The state is the largest producer of rice, jute and vegetables in India. But production of wheat, pulses, oilseeds and maize are so deficient that West Bengal is depending heavily on other states.

In order to correct the imbalance, the West Bengal government is coming out with a detailed action plan for promoting crop diversification in the state's cultivable area of nearly 55 lakh (5.5 million) hectares.

The plan's main thrust is to limit the acreage under paddy cultivation by 5 per cent over the next five years and to raise acreage under oilseed by 5.8 per cent, pulses by 5.5 per cent, maize by 2.2 per cent and wheat by 0.8 per cent over the next five years.

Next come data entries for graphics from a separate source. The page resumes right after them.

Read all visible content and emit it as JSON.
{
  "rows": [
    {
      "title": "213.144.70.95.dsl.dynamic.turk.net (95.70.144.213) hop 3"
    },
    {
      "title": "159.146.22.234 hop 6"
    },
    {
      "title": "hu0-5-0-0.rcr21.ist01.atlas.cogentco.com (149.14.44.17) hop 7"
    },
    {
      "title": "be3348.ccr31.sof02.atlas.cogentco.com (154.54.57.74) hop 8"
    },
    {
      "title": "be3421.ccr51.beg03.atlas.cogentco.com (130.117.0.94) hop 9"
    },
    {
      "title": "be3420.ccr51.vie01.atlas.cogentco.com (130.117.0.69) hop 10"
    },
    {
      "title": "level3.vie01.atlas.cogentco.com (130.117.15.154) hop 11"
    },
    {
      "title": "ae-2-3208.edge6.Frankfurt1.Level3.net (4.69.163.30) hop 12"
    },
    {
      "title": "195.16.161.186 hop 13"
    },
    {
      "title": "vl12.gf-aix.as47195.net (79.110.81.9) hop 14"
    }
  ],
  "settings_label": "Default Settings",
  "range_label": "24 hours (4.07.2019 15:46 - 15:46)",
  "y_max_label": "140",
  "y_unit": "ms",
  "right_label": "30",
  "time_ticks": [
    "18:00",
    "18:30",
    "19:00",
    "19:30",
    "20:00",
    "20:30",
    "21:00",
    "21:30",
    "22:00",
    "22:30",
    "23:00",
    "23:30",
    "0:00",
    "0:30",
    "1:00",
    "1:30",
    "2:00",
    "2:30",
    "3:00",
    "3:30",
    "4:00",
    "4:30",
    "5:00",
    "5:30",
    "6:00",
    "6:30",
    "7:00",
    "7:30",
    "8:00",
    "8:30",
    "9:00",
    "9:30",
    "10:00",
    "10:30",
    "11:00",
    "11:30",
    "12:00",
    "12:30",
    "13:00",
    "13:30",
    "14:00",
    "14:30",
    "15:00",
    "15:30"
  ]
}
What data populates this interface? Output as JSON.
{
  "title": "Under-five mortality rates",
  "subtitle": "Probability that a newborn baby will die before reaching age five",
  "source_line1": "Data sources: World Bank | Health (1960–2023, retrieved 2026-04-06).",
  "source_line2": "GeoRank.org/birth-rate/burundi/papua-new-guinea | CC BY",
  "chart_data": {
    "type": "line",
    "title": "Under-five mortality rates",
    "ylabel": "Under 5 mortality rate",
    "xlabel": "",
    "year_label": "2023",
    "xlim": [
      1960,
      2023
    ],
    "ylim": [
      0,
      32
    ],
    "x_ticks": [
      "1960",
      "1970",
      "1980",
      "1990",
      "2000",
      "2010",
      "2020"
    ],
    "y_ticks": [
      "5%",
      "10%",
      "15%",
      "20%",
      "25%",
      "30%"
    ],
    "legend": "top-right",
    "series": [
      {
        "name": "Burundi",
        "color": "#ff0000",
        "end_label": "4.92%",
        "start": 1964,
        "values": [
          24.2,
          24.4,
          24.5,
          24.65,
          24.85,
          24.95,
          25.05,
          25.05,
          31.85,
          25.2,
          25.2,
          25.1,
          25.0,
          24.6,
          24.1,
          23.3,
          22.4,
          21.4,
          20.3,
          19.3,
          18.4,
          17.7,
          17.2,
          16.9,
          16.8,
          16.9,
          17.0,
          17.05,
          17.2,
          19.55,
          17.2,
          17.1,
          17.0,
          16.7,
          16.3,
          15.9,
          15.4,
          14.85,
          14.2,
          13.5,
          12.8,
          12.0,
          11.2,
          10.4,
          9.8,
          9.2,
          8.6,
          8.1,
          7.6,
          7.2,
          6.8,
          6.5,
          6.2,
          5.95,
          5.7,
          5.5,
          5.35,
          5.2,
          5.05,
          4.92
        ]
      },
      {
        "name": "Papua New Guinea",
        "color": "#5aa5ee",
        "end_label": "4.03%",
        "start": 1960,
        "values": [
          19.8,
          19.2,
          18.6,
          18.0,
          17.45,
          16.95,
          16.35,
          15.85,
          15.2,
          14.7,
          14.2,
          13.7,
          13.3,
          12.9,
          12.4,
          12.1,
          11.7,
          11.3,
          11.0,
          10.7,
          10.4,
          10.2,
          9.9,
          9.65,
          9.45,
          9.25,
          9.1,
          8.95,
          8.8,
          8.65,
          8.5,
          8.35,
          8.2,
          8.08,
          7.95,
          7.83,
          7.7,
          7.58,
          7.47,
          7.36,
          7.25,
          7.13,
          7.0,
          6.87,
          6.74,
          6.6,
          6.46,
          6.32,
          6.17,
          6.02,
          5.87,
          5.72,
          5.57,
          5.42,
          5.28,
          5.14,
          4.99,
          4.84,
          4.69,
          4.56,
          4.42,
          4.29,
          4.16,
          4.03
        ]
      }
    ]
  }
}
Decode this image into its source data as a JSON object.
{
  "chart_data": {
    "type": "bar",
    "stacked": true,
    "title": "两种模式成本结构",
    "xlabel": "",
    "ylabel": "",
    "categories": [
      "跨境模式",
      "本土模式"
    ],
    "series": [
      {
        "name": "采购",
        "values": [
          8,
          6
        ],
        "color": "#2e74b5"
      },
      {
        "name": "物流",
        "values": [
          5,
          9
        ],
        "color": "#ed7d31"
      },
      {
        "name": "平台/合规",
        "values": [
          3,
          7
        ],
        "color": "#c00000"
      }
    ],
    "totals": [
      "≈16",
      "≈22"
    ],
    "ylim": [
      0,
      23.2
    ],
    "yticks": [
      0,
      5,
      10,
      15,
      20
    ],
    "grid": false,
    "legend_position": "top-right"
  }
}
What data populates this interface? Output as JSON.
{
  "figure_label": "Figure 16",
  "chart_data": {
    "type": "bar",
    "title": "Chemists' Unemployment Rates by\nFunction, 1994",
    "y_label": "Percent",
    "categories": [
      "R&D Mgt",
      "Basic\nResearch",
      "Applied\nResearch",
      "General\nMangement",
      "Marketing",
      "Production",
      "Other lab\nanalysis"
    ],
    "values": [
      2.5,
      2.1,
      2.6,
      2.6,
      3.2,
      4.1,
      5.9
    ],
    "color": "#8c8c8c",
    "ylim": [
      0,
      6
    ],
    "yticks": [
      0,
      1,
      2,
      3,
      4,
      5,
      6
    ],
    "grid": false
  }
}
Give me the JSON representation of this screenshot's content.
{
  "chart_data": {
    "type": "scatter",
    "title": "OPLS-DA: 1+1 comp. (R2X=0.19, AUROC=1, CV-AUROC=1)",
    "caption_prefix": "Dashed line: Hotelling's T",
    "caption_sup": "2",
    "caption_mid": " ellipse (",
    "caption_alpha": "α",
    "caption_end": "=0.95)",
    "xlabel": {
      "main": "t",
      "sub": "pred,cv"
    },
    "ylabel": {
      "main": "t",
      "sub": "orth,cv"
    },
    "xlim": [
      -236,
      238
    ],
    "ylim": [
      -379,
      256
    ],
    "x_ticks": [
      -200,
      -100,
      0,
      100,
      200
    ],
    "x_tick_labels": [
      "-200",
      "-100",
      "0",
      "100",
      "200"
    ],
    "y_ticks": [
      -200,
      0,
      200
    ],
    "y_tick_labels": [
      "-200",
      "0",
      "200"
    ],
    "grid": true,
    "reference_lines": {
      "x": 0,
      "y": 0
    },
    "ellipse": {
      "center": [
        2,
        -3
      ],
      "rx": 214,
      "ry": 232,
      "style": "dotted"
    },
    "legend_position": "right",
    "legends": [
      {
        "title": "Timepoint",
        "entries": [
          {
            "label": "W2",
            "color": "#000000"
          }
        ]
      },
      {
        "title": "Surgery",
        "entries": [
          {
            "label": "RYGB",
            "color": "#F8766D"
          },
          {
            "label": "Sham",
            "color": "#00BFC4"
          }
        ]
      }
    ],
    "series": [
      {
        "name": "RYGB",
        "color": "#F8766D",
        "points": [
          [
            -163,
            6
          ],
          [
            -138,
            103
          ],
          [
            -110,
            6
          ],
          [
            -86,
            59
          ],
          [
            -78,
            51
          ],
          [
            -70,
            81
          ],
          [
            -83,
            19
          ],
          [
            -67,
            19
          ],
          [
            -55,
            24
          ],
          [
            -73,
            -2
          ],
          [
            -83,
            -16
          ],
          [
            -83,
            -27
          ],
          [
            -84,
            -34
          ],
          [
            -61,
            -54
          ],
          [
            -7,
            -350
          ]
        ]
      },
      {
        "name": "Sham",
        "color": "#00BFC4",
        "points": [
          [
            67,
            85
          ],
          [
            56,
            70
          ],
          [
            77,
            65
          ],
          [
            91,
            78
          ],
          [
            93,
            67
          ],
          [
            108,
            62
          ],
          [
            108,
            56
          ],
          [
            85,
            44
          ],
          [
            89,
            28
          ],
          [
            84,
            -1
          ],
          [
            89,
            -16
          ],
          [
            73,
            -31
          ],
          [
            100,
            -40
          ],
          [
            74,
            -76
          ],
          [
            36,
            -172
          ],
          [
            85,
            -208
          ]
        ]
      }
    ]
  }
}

West Bengal Agriculture Minister Naren Dey said the five-year action plan will be launched from the current kharif season. "We will curtail the area under paddy cultivation. But adequate measures will be taken to arrest any decline in rice production," Dev said.

He said the most important part of the action plan is to raise acreage under hybrid paddy cultivation by 4.4 percent, which has higher yield rate than high-yielding varieties.

"Farmers will be given seeds at concessional rates to popularise cultivation of hybrid rice varieties," the minister pointed out.

Oilseeds production in the state is around 560,000 tones, which meets just 40 per cent requirement of the state's edible oil requirement. The supply-demand pattern is more or less similar with pulses and wheat.